Introduction

This year, our contributions to future iGEM teams focused on creating new parts in the parts registry and documenting our troubleshooting processes. We hope that future iGEM teams will be able to use our parts and documented experiences to further advance their team’s research.

Documentation of Encapsulin, AMP, and Targeting Peptide

Our team added documentation for our antimicrobial peptide (AMP), T4GALA encapsulin, TEV Protease site, and targeting peptide as basic parts in the iGEM parts registry. We also registered the AMP + T4GALA + targeting peptide assembly as a composite part in the registry. Our AMP part name is BBa_K4143336 and this part contains the sequence for HBCM2, an α-helical hybrid of cecropin and melittin. To make this AMP, we codon-optimized the sequence found in literature to be compatible with the BL21 strain of E. coli that we used for expression. Our encapsulin part name is BBa K4143337 and this part contains the sequence for the T4GALA encapsulin. Our encapsulin was chosen because lowering the pH of the environment to 6 triggers disassembly of the encapsulin nanocompartment. This allows the AMP + targeting peptide fusion to be released from the encapsulin and subsequent cleavage by TEV protease. Our targeting peptide part name is BBa_K4143339. This part serves to direct cargo for sequestration inside an encapsulin. Finally, the composite AMP + targeting peptide + encapsulin part name is BBa_K4143340. Future teams would find this composite part useful if they desired to use our expression system for production of a toxic protein/peptide biosynthetically in E. coli.

Troubleshooting

Sequencing pETDuet Plasmids

One contribution to other iGEM teams is our troubleshooting process with plasmid sequencing results. After Gibson assembly, we chose generic primers that overlap with the T7 promoter from the sequencing department at our university and sent the plasmid for sequencing to check whether the AMP construct inserted correctly. Initially, our sequencing results were poor in the region where we expected to see our AMP sequence. Interestingly, we noticed that our sequencing was bad for about 230 base pairs, with many bases being marked as “N” for unknown. A DNA polymerase usually drops off early if there are poor sequencing results but ours went to about 1100 bases, which is a good read length. We did notice, however, that our target peptide and linker sequences, which are unique sequences towards the end of our sequence reading, did appear to be inserted correctly. The presence of these irregular sequences made us think that our transformation may not have been completely unsuccessful and that there may be an issue with our sequencing method.

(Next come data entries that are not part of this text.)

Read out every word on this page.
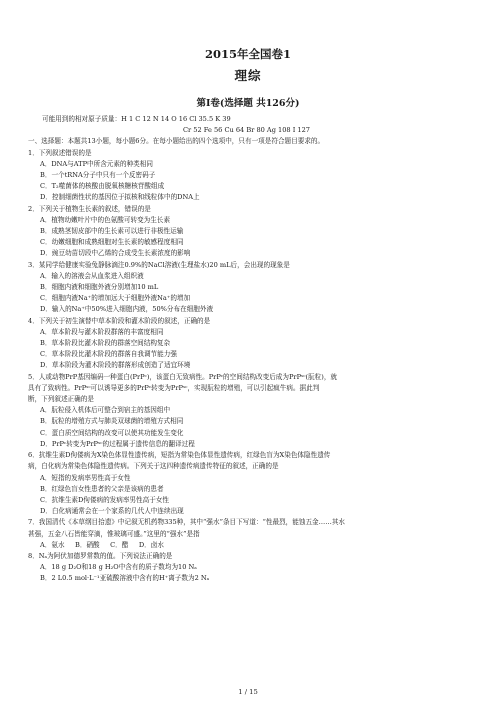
2015年全国卷1
理综
第Ⅰ卷(选择题 共126分)
可能用到的相对原子质量：H 1 C 12 N 14 O 16 Cl 35.5 K 39
Cr 52 Fe 56 Cu 64 Br 80 Ag 108 I 127
一、选择题：本题共13小题，每小题6分。在每小题给出的四个选项中，只有一项是符合题目要求的。
1．下列叙述错误的是
A．DNA与ATP中所含元素的种类相同
B．一个tRNA分子中只有一个反密码子
C．T₂噬菌体的核酸由脱氧核糖核苷酸组成
D．控制细菌性状的基因位于拟核和线粒体中的DNA上
2．下列关于植物生长素的叙述，错误的是
A．植物幼嫩叶片中的色氨酸可转变为生长素
B．成熟茎韧皮部中的生长素可以进行非极性运输
C．幼嫩细胞和成熟细胞对生长素的敏感程度相同
D．豌豆幼苗切段中乙烯的合成受生长素浓度的影响
3．某同学给健康实验兔静脉滴注0.9%的NaCl溶液(生理盐水)20 mL后，会出现的现象是
A．输入的溶液会从血浆进入组织液
B．细胞内液和细胞外液分别增加10 mL
C．细胞内液Na⁺的增加远大于细胞外液Na⁺的增加
D．输入的Na⁺中50%进入细胞内液，50%分布在细胞外液
4．下列关于初生演替中草本阶段和灌木阶段的叙述，正确的是
A．草本阶段与灌木阶段群落的丰富度相同
B．草本阶段比灌木阶段的群落空间结构复杂
C．草本阶段比灌木阶段的群落自我调节能力强
D．草本阶段为灌木阶段的群落形成创造了适宜环境
5．人或动物PrP基因编码一种蛋白(PrPᶜ)，该蛋白无致病性。PrPᶜ的空间结构改变后成为PrPˢᶜ(朊粒)，就
具有了致病性。PrPˢᶜ可以诱导更多的PrPᶜ转变为PrPˢᶜ，实现朊粒的增殖，可以引起疯牛病。据此判
断，下列叙述正确的是
A．朊粒侵入机体后可整合到宿主的基因组中
B．朊粒的增殖方式与肺炎双球菌的增殖方式相同
C．蛋白质空间结构的改变可以使其功能发生变化
D．PrPᶜ转变为PrPˢᶜ的过程属于遗传信息的翻译过程
6．抗维生素D佝偻病为X染色体显性遗传病，短指为常染色体显性遗传病，红绿色盲为X染色体隐性遗传
病，白化病为常染色体隐性遗传病。下列关于这四种遗传病遗传特征的叙述，正确的是
A．短指的发病率男性高于女性
B．红绿色盲女性患者的父亲是该病的患者
C．抗维生素D佝偻病的发病率男性高于女性
D．白化病通常会在一个家系的几代人中连续出现
7．我国清代《本草纲目拾遗》中记叙无机药物335种，其中“强水”条目下写道：“性最烈，能蚀五金……其水
甚强，五金八石皆能穿滴，惟玻璃可盛。”这里的“强水”是指
A．氨水     B．硝酸     C．醋     D．卤水
8．Nₐ为阿伏加德罗常数的值。下列说法正确的是
A．18 g D₂O和18 g H₂O中含有的质子数均为10 Nₐ
B．2 L0.5 mol·L⁻¹亚硫酸溶液中含有的H⁺离子数为2 Nₐ
1 / 15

After analysis, we realized that there are two T7 promoters in the pETDuet plasmid we were using. When our plasmid was sequenced, DNA elongation began at both T7 promoters, meaning sequencing was occurring at two locations on the plasmid instead of one. These strands started from different places and therefore were not identical, so the sequencing returned convoluted data. To solve this problem, we made custom primers for sequencing that corresponded to a unique site upstream of our insert. Using custom primers resulted in successful sequencing. It is advised that future teams make sure to check primers for multiple T7 promoters before using premade T7 primers for sequencing, particularly if using a pETDuet plasmid.

DNA Gel Electrophoresis

Our team can also share our troubleshooting process with smearing gel results from gel electrophoresis. When we began lab work, our gels repeatedly showed smeared, unclear bands when imaged. We initially ran gels with control DNA to test whether our DNA was causing the problem. The gels with control DNA looked just as smeared as the gels with our experimental DNA, so we knew that our samples were not causing an issue. Next, we experimented with different parameters to improve our gels. We tried running gels at a lower voltage, a longer time, and measuring the temperature of the gels more precisely before they were poured (using a digital instead of an analog thermometer). These improvements made our gels slightly clearer, but increasing the agarose percentage of our gels from 0.5% to 1% resulted in the most notable improvement in clarity of bands on the gel. The higher the concentration of agarose within the gel created smaller pores within the matrix. Smaller pores make it difficult for large molecules to migrate through the gel and so they favor the separation of fragments in the sample. We advised that future iGEM teams match the agarose concentration of their gels to the size of DNA fragments they expect to see before they start running gels.